Apesar dos anos, ‘Street Fighter II’ continua imbatível, sobretudo em seu gênero



O ano era 1991. Minha preocupação maior, então com 18 anos de idade, era terminar a Escola Técnica que vinha fazendo. Queria logo buscar um emprego, ter uma autonomia maior, apesar de que desde os 13 anos de idade ajudava minha mãe em sua lanchonete. A perda muito cedo de meu pai fez com que eu me virasse logo, procurasse por obrigações prematuramente.

Como todo jovem, tinha meus momentos de lazer para aliviar a correria do cotidiano. Enquanto os amigos da minha idade faziam questão de empinar pipas se arriscando no meio de asfaltos com carros velozes ou de esfolar o joelho em peladas vespertinas de rua, digamos que sempre optei pelo lazer mais intelectual, menos físico. Via nos fliperamas então uma fuga de meus árduos estudos. Na época, fliperamas eram tão comuns quanto locadoras de filmes. O verdadeiro jogador saía à busca de bons estabelecimentos, aquele com as máquinas mais recentes, comentadas ou mais inovadoras. Escolhia sua máquina preferida e quanto mais acostumado a ela (na linguagem antiga, ‘viciado’), mais rendia aquela ficha comprada com suor.

Foi assim que no meio de máquinas da Taito (tradicionais na época) e entre pinballs (nunca fui experiente nessas), descobri uma máquina lá no canto, com cabine amarela, porém com uns 5 jogadores próximos a ela, curiosos. O nome? Street Fighter II. Jogo de luta. Nunca fui muito fã, confesso. Optei sempre pelo jogo que interagia com minha criação, adorava quebrar a cabeça com puzzles e jogos de plataformas ainda eram meus preferidos porque assim eu me criei desde os tempos do Atari 2600.
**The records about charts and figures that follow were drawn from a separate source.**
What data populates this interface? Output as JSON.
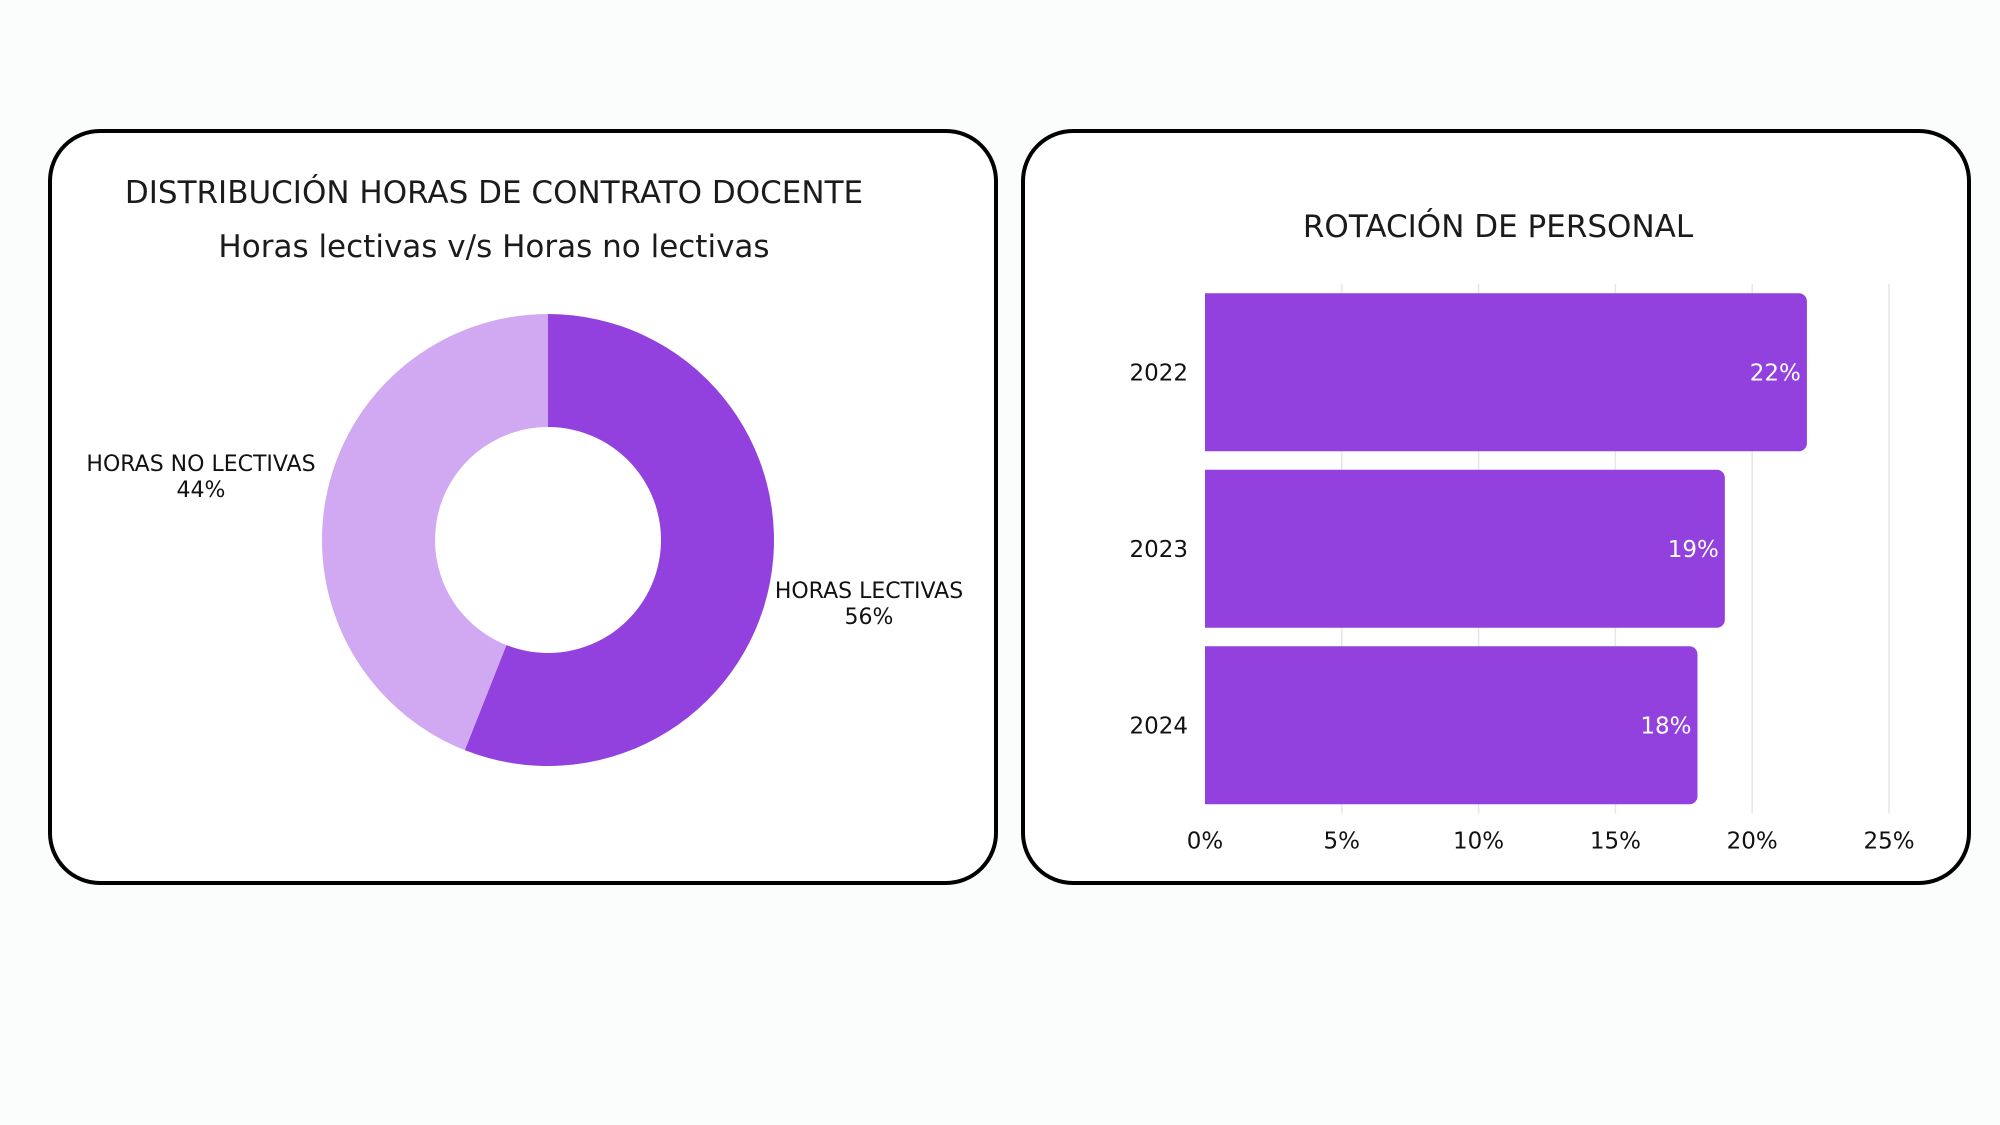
{
  "colors": {
    "primary": "#9240de",
    "light": "#d0a9f2",
    "grid": "#e6e6e6",
    "border": "#000000"
  },
  "chart_data": [
    {
      "type": "pie",
      "title": "DISTRIBUCIÓN HORAS DE CONTRATO DOCENTE",
      "subtitle": "Horas lectivas v/s Horas no lectivas",
      "donut": true,
      "slices": [
        {
          "label": "HORAS LECTIVAS",
          "value": 56,
          "value_label": "56%",
          "color": "#9240de"
        },
        {
          "label": "HORAS NO LECTIVAS",
          "value": 44,
          "value_label": "44%",
          "color": "#d0a9f2"
        }
      ]
    },
    {
      "type": "bar",
      "orientation": "horizontal",
      "title": "ROTACIÓN DE PERSONAL",
      "categories": [
        "2022",
        "2023",
        "2024"
      ],
      "values": [
        22,
        19,
        18
      ],
      "value_labels": [
        "22%",
        "19%",
        "18%"
      ],
      "xlim": [
        0,
        25
      ],
      "x_ticks": [
        "0%",
        "5%",
        "10%",
        "15%",
        "20%",
        "25%"
      ],
      "grid": true,
      "color": "#9240de"
    }
  ]
}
Mas Street Fighter II tinha algo de especial. E eu precisava conferir. Tanto que o fliperama colocou duas máquinas em seguida. E viviam cheias. Como eu sempre escolhi enfrentar a AI*, jogava num horário menos visado, com muitos jogadores estudando, para não me deparar num game over contra um viciado (já explicado aqui esse termo). O jogo era insano, para os padrões da época. Um indiano que esticava suas pernas e braços? Um general que vinha como forma de tocha humana (algo assim)? Um bicho verde que dava choque e urrava (e ainda era do Brasil)? Poderes como lançar uma bola das mãos? E foi coisa de dois meses, talvez menos, já escutava na minha rua e na escola: ‘Hadouken, Hadouken!’ Uns ainda faziam o gesto como se fossem o Ken soltando o poder (até hoje icônico no mundo todo).

Era gostoso sair entre outros jogadores e dizer: terminei o jogo. ‘Mas, como passa o Bison?’, alguém perguntava. ‘Ele é um chefe muito difícil’. E eu, no meu bairro, fui um dos únicos que terminou o jogo com aquele militar loiro que dava um golpe poderoso e que a cada vitória, imaginem só, penteava o cabelo todo arrepiado (o tal do Guile). Enquanto colocaram o japonês Ryu e o americano Ken num pedestal, eu provei que todos os jogadores eram igualitários. Um colega meu foi mais além, preferia o toque feminino da chinesa Chun-li, e terminou com ela. Chegou um ponto que o pessoal ficava com medo de nos enfrentar. Com apenas uma ficha, o final do jogo era certo.

Máquinas novas chegaram. A febre então havia baixado. Fliperamas começaram a fechar. A tranquilidade de se jogar em casa num console ou num PC falaram mais alto. O jogo poderia ser jogado em seu monitor, nada de gastar com fichas agora. Apesar disso, ainda preferia aquele controle do arcade. Como na gíria dos jogadores, o golpe com ‘meia-lua’ era muito melhor ainda. Por sorte e ironia do destino, meu irmão chegou a ter uma máquina do jogo (não alugada, comprada mesmo) num fliperama que teve por um tempo. Foram tardes de disputas acirradas, meu irmão que nunca foi tão fã de jogos, deu o braço a torcer para SFII.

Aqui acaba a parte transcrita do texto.